- Conference: Independent
- Record: 6–3
- Head coach: Birch Bayh (1st season);
- Home arena: North Hall

= 1918–19 Indiana State Sycamores men's basketball team =

American college basketball season

The 1918–19 Indiana State Sycamores men's basketball team represented Indiana State University during the 1918–19 college men's basketball season. The head coach was Birch Bayh, coaching the Teachers in his first season.

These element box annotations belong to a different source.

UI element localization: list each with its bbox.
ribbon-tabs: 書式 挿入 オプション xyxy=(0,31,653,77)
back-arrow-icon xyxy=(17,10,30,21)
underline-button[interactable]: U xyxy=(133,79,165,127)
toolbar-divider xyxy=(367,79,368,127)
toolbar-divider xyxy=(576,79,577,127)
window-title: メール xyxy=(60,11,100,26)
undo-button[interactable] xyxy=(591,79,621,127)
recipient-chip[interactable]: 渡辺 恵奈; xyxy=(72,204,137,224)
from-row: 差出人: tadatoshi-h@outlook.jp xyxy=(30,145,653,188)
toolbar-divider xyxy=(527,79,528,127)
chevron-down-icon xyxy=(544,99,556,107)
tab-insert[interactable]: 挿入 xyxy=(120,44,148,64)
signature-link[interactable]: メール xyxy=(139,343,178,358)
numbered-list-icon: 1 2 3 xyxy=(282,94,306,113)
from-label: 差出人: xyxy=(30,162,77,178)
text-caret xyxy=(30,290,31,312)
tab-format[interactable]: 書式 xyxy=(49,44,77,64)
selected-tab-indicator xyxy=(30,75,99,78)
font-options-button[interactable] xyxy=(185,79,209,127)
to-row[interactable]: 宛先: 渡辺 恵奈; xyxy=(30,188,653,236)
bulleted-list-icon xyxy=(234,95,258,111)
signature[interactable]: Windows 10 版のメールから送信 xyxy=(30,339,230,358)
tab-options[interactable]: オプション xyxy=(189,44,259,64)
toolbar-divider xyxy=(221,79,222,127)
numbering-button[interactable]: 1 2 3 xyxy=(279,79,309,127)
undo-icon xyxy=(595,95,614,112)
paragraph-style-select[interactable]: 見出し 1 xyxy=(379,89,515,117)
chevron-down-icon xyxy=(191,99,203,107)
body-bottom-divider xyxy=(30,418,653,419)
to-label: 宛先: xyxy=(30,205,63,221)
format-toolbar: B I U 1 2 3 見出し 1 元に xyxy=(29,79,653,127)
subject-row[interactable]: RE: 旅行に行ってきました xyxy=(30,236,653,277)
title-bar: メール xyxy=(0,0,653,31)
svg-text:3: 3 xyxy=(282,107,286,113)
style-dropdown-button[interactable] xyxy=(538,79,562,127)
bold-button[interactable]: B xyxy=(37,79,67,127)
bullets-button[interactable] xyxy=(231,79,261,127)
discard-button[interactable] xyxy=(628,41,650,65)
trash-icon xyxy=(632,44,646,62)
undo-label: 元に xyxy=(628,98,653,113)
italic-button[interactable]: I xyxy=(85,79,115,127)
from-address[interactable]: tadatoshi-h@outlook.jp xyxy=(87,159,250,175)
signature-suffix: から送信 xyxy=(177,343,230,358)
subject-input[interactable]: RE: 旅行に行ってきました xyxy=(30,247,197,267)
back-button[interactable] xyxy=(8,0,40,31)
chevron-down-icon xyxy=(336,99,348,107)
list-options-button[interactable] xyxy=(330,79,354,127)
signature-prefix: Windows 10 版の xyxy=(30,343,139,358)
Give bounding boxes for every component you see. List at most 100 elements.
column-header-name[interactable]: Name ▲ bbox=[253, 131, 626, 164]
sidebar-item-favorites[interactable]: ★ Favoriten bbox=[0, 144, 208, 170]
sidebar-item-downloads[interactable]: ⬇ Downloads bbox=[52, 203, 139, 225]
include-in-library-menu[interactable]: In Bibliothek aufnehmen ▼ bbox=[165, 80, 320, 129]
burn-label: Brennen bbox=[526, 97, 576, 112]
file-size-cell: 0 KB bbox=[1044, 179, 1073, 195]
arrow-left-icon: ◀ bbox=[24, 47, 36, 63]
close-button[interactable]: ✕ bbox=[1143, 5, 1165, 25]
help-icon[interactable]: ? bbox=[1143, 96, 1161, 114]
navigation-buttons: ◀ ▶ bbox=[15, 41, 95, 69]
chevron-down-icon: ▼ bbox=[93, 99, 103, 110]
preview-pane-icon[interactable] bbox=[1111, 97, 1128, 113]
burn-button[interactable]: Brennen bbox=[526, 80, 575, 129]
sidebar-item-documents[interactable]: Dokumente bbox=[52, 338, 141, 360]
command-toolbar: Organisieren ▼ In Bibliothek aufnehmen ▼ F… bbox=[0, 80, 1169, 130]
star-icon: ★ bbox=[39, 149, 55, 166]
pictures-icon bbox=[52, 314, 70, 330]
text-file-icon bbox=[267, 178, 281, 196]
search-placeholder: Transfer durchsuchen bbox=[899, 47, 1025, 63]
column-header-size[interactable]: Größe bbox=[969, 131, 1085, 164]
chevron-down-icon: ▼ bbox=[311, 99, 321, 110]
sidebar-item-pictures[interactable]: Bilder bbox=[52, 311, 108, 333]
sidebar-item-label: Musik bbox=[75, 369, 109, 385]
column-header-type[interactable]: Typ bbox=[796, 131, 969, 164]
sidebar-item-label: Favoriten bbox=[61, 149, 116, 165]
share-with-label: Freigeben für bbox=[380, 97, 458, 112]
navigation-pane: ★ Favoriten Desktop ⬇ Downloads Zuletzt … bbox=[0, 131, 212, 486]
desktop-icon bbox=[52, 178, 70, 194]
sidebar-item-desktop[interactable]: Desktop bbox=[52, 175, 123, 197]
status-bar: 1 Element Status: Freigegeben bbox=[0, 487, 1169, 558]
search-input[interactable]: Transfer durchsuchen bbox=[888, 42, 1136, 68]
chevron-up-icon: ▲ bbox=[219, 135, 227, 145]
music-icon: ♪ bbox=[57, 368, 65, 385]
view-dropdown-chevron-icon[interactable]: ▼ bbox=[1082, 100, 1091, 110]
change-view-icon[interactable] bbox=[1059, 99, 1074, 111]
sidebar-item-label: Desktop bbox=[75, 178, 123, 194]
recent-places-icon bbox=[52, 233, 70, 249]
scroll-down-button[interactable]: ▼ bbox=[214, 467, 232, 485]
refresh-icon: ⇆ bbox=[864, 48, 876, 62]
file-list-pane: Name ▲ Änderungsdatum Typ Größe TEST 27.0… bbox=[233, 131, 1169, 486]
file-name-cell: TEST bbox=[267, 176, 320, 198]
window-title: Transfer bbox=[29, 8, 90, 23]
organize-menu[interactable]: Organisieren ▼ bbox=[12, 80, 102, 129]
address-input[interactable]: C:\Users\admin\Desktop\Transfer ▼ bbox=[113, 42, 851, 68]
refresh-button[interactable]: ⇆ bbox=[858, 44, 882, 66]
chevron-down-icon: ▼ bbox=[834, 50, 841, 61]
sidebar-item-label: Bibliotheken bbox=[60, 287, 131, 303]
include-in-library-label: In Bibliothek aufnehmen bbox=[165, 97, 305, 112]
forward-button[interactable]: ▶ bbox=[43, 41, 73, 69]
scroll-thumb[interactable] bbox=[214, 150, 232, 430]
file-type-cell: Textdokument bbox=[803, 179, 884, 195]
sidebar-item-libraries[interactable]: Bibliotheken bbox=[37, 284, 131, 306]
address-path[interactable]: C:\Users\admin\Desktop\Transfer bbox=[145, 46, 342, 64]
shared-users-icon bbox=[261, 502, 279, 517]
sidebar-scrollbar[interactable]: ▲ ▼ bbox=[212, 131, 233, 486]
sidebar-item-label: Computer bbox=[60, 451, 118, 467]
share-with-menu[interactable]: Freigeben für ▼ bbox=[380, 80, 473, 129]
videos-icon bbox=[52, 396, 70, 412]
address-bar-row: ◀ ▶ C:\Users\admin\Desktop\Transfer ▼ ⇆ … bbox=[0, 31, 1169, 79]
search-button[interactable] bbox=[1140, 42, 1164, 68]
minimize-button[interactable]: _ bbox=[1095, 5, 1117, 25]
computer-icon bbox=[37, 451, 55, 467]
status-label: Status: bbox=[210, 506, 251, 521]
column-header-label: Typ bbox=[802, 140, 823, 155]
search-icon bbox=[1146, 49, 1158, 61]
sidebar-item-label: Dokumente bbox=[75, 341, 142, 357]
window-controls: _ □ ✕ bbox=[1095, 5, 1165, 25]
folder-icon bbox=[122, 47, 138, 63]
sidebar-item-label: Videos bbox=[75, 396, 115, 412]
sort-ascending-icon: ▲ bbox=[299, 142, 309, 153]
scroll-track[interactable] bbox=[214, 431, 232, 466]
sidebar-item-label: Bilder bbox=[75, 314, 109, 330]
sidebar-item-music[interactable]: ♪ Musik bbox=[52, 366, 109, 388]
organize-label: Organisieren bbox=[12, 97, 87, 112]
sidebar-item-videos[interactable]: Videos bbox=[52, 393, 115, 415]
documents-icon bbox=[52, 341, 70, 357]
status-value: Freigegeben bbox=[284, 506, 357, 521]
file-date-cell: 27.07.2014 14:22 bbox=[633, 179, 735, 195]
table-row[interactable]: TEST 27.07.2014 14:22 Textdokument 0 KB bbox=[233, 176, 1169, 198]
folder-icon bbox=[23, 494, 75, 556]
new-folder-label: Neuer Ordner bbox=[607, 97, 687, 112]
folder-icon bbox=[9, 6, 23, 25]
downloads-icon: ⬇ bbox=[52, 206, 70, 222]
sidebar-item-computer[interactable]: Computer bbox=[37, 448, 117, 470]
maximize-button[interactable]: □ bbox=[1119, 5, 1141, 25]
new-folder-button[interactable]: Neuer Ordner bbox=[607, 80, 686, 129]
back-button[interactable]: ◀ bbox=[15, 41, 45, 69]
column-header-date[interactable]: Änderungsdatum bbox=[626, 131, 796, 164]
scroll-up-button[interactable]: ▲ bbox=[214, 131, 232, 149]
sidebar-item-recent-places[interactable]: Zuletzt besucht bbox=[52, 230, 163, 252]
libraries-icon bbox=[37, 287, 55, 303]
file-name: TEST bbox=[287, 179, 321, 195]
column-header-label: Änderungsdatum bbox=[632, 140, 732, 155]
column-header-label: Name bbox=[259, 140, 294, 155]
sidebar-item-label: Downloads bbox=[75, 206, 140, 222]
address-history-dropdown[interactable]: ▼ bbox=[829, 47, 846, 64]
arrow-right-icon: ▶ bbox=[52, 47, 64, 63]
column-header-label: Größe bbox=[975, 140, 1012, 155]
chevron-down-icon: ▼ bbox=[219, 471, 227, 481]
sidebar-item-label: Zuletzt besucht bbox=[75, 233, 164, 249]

The team played their home games at North Hall in Terre Haute, Indiana.

==Schedule==

| Date time, TV | Opponent | Result | Record | Site city, state |
| 1/18/1919 | Indiana Dental | W 57–28 | 1–0 | North Hall Terre Haute, IN |
| 1/24/1919 | Rose Polytechnic | W 41–28 | 2–0 | North Hall Terre Haute, IN |
| 2/01/1919 | at Indiana Dental | L 32–41 | 2–1 |  |
| 2/08/1919 | Butler | W 45–30 | 3–1 | North Hall Terre Haute, IN |
| 2/14/1919 | at Earlham | L 22–40 | 3–2 | Richmond, IN |
| 2/19/1919 | Rose Polytechnic | L 22–26 | 3–3 | North Hall Terre Haute, IN |
| 2/22/1919 | at Butler | W 29–28 | 4–3 | Indianapolis, IN |
| 3/01/1919 | at Ball State | W 53–21 | 5–3 | Muncie, IL |
| 3/14/1919 | Rose Polytechnic | W 32–17 | 6–3 | North Hall Terre Haute, IN |
*Non-conference game. (#) Tournament seedings in parentheses.